An interdenominational Christian group, Fellowship of Christian Ministers In Nigeria (FCMN), has made a plea to President Muhammadu Buhari to fix the ailing economy and arrest the scourge of terrorism bedeviling the nation.

Rising from its annual fasting and praying service at The New Apostolic Church, Ebutte -Metta, Lagos, the President, Rt. Revd. Dr. Olayemi Ogunniran, said the time has come to speak out and call a Spade a Spade.

He urged Buhari to be fair in all he does and leave the rest for God, as who does not fail.

Themed: Trust in God’s Infinite Mercy, the Conference took place at the 8, Jones Street, Apapa road, Oyingbo, Lagos.

“Peace cannot and should not be taken for granted. It is a precious value that requires cultivation and tending in every generation. Our citizenry have made it clear long since that the hard-won peace is their abiding wish. We need a renewal of political will so that new ways can be found to reconcile and unite individuals and communities,” the forum said in a statement.

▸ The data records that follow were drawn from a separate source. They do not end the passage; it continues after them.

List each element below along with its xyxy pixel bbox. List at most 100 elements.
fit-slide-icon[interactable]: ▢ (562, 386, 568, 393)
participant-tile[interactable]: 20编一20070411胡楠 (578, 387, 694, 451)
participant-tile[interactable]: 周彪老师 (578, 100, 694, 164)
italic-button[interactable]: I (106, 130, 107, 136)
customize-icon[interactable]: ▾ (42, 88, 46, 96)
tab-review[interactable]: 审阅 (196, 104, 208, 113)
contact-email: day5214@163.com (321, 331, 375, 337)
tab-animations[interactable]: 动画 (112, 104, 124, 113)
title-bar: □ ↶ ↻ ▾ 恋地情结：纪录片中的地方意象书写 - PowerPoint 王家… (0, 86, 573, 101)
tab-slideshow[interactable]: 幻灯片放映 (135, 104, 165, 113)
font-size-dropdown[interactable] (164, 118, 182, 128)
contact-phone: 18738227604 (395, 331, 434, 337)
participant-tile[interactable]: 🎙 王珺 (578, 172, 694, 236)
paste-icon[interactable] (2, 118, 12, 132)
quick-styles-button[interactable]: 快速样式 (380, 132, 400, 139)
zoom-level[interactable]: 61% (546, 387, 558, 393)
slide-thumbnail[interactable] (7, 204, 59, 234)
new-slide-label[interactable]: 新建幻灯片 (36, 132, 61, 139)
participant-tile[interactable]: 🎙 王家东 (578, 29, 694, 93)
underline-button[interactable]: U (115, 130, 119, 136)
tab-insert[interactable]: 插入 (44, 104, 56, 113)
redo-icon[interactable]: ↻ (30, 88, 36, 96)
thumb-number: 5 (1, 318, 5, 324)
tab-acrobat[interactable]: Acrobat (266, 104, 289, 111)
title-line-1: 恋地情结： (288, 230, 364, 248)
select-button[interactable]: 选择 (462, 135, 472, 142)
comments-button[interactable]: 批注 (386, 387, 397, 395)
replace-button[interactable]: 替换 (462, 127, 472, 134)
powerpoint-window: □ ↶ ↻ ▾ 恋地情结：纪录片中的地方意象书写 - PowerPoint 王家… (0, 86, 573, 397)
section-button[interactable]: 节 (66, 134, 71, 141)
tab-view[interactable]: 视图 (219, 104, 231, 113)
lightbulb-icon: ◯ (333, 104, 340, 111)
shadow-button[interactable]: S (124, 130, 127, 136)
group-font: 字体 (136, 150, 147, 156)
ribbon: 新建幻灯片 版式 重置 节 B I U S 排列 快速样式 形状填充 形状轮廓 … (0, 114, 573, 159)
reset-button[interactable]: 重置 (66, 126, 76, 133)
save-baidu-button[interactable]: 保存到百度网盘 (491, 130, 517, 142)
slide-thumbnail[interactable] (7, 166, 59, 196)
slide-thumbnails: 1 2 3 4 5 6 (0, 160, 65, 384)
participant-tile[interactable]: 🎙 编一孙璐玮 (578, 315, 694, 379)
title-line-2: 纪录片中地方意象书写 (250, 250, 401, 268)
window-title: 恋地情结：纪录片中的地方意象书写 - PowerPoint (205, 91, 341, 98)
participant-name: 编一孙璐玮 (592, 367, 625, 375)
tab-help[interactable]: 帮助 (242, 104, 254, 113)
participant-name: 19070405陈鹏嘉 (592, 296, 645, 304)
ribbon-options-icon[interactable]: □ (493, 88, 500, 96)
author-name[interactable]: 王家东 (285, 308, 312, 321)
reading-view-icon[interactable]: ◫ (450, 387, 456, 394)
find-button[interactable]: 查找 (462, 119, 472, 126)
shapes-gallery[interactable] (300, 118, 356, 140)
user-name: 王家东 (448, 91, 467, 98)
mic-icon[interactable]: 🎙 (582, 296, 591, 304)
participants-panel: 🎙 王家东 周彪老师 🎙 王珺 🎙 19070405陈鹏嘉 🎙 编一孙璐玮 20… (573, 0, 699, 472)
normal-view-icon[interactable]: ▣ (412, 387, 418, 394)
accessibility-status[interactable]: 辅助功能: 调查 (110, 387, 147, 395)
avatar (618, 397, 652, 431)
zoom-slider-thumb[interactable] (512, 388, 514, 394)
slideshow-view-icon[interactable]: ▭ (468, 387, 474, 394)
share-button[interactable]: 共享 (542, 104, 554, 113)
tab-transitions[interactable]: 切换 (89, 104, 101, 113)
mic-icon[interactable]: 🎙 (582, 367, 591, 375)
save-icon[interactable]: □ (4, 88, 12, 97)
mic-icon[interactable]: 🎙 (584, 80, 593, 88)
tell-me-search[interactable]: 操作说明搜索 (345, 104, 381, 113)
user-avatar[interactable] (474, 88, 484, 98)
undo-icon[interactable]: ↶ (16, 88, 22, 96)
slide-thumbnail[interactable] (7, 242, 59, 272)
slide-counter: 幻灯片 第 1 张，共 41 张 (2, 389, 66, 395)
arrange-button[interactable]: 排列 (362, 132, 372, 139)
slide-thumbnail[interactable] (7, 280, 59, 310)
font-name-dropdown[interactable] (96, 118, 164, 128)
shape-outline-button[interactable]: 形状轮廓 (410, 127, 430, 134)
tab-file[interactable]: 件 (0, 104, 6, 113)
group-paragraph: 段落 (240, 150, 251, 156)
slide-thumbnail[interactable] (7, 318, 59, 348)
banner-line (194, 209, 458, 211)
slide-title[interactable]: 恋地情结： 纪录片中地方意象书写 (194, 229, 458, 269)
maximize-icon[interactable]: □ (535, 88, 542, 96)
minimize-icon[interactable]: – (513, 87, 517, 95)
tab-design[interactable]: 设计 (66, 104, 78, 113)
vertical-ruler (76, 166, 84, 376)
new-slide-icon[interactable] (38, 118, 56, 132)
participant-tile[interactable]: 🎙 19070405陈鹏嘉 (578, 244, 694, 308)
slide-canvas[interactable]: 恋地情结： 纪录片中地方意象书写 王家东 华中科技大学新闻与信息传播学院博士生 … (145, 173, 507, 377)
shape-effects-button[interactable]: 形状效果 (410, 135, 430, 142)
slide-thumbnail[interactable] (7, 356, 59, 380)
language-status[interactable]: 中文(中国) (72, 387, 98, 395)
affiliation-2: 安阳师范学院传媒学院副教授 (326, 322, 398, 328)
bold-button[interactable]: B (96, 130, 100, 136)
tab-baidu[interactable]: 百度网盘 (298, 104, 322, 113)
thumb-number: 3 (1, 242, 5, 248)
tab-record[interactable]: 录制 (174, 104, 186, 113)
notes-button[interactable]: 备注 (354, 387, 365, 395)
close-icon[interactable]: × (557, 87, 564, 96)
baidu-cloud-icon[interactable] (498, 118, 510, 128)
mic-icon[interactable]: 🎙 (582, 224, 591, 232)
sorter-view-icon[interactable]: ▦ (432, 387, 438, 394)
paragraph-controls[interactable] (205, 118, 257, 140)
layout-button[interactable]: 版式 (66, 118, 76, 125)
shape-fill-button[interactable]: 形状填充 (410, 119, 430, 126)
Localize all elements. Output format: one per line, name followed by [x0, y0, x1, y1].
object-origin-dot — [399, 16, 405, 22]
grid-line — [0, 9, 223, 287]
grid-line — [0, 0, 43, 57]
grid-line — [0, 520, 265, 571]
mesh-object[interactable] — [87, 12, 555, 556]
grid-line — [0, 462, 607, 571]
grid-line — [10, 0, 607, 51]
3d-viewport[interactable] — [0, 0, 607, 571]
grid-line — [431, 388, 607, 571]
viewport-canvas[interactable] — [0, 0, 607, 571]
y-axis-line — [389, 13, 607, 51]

While speaking to newsmen, the Secretary General, Rev J. Oluwasanmi, in the company of all EXCO members, said, “As citizens, and especially as Christians who hear of the Word of God addressed to us from the Holy Scriptures, we are called to listen to one another, and especially to victims of conflict in such a way that we achieve mutual understanding and esteem, and even to seeing in an enemy the face of a brother or sister”.

They also urged the government of President Buhari to note that “Peace cannot and should not be taken for granted. It is a precious value that requires cultivation and tending in every generation. This fact requires inculcation in the hearts and minds of our youth, lest some be misled by misguided glorification of violence as a political option. Our society as a whole can still benefit from taking to heart the statement that the opposite of peace, war, is fuelled by a perversion of relationships, by hegemonic ambitions, by abuses of power, by fear of others and by seeing diversity as an obstacle”.